No that's not what the other languages are doing. They have explicit structure defined in the code (with Lisps being at the extreme end), which allows the development environment to automatically present the code in a way that's easy to read. This frees the developer from the job of manually formatting their code like some sort of caveman.

As someone with 8+ years of experience of programming in Python for a job, I've seen countless of bugs spawned by incorrectly indented code, which is incredibly difficult to spot. I've seen people far more experienced than me make these bugs because they didn't notice something being misindented. To me, the fact that we have to deal with this is laughable. Especially considering it's so easy to fix Python the language so that indentation becomes unambiguous: add an "end" statement for each deindent (aka closing brace).

1 comments

> No that's not what the other languages are doing.

Is this a claim that people do not indent in other languages and leave it to the dev environment? Yes, those languages don't rely on indentation but people do still manually indent or rely on their environment to indent it for them to make the code remotely readable. I for one cannot read Java without it also being indented correctly.

> This frees the developer from the job of manually formatting their code like some sort of caveman.

I honestly don't understand this part. What tools are you using that don't do indentation for you? Emacs and vim extensions, vscode, Pycharm, atom...all of them have very intuitive indentation for when you type. The most you have to do is hit backspace after finishing a block.

> Especially considering it's so easy to fix Python the language so that indentation becomes unambiguous: add an "end" statement for each deindent (aka closing brace).

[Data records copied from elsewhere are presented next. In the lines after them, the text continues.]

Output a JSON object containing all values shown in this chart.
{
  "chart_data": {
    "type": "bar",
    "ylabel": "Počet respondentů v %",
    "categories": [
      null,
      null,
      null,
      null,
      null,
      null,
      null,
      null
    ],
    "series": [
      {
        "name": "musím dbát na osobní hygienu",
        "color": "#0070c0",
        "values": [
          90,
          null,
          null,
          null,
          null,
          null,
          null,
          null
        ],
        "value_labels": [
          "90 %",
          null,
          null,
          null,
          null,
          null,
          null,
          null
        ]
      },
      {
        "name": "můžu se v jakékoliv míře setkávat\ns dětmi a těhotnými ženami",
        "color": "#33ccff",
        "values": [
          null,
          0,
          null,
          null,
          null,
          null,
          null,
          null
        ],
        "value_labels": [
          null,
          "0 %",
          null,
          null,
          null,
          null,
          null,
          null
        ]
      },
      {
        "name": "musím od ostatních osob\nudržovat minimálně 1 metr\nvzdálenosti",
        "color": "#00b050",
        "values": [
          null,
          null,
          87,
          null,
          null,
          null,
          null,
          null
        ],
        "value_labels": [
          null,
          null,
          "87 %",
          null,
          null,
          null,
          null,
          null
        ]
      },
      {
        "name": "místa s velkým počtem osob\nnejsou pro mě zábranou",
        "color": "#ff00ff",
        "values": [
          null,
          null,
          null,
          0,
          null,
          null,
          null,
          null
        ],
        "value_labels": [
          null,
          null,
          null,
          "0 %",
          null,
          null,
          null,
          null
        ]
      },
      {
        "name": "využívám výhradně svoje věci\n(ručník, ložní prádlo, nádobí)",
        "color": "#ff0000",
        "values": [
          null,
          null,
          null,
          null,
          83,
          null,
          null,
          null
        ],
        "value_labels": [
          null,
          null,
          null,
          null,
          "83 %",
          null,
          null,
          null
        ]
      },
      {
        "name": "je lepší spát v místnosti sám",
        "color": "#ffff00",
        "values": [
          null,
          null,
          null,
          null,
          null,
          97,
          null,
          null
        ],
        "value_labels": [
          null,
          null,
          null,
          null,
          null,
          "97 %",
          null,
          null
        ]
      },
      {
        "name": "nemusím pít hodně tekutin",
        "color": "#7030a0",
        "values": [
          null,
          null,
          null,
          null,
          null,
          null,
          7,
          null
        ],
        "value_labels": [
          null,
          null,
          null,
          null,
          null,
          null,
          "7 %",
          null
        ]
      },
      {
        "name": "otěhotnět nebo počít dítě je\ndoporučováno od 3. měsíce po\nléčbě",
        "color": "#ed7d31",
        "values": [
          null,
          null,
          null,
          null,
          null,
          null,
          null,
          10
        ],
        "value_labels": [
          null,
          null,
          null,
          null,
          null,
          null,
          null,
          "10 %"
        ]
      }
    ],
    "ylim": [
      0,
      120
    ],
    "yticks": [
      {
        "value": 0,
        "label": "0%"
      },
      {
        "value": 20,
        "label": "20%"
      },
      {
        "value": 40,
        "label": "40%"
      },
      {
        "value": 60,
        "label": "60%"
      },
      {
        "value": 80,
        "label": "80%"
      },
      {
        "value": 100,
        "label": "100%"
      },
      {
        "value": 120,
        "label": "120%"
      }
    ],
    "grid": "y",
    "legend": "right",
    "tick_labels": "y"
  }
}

As someone with a lot of Ruby experience, the "end" is absolutely not more clear than indentation. There's a reason environments highlight do-end pairs together: because it's hard to know which ones match which.

>people do still manually indent or rely on their environment to indent it for them

Nobody manually indents their code. Almost any language other than Python is unambiguous to indent, so the computer does it for you.

>I for one cannot read Java without it also being indented correctly.

That's easy, just copy paste Java code into an editor and press a button to indent everything. Voila! Good luck if you're dealing with Python code which got misindented somehow (e.g. copying from some social network website which uses markup that doesn't preserve whitespace, which is most of them).

>What tools are you using that don't do indentation for you?

Python code cannot be re-indented unambiguously. So if you copy paste a chunk of Python code from one place to another, you can't just press a button to reindent everything. You have to painstakingly move it to the right level and hope that it still works. In Common Lisp I just press Ctrl-Alt-\ and everything becomes indented correctly.

>The most you have to do is hit backspace after finishing a block.

That works if you only write new code and never have to change existing code.

>There's a reason environments highlight do-end pairs together: because it's hard to know which ones match which.

No, the open/close brackets allow the IDE to highlight them so that the programmer can clearly see the scope of the code block. This is a useful feature of the language. In Python it's almost impossible to see which deindent matches what if the function is long enough/deep enough.